The ongoing crisis also assumes significance for India as it is import-dependent to fulfil its crude oil needs. The rise in crude oil prices can escalate domestic prices, thereby triggering inflation.

Crude oil prices rallied as tensions between Russia and West increased after the former ordered troops into two breakaway regions in eastern Ukraine, leading to supply concerns, brokerage house ICICI Securities said.

"Furthermore, oil prices rallied after US and EU discussed potential sanctions on Russia. EU proposed a ban on buying Russian bonds and sanctions on three Russian banks..."

That said, however, further upside in prices was capped on optimism that reviving Iran's nuclear agreement may bring more oil into the market, the brokerage firm said.

"The global price of oil and liquified natural gas (LNG) is likely to rise sharply in the event of a conflict, which will be positive for the relatively few exporters in the Asia Pacific region and negative for the substantially greater number of net energy importers," said Michael Taylor, Managing Director, Moody's Investors Service in a note.

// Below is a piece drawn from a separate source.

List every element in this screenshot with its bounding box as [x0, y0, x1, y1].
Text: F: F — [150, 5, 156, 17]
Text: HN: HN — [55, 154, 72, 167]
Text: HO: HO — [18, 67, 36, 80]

However, a mitigating factor is that several Asian economies have long-term supply contracts in place for LNG which will limit the impact of fluctuations in the spot prices, Taylor added.

"Trade effects are likely to arise from import diversion and diversification, although there may be opportunities for commodities producers in Central Asia to increase supply to China. Supply chain bottlenecks would also be aggravated, adding to inflation pressures in the region."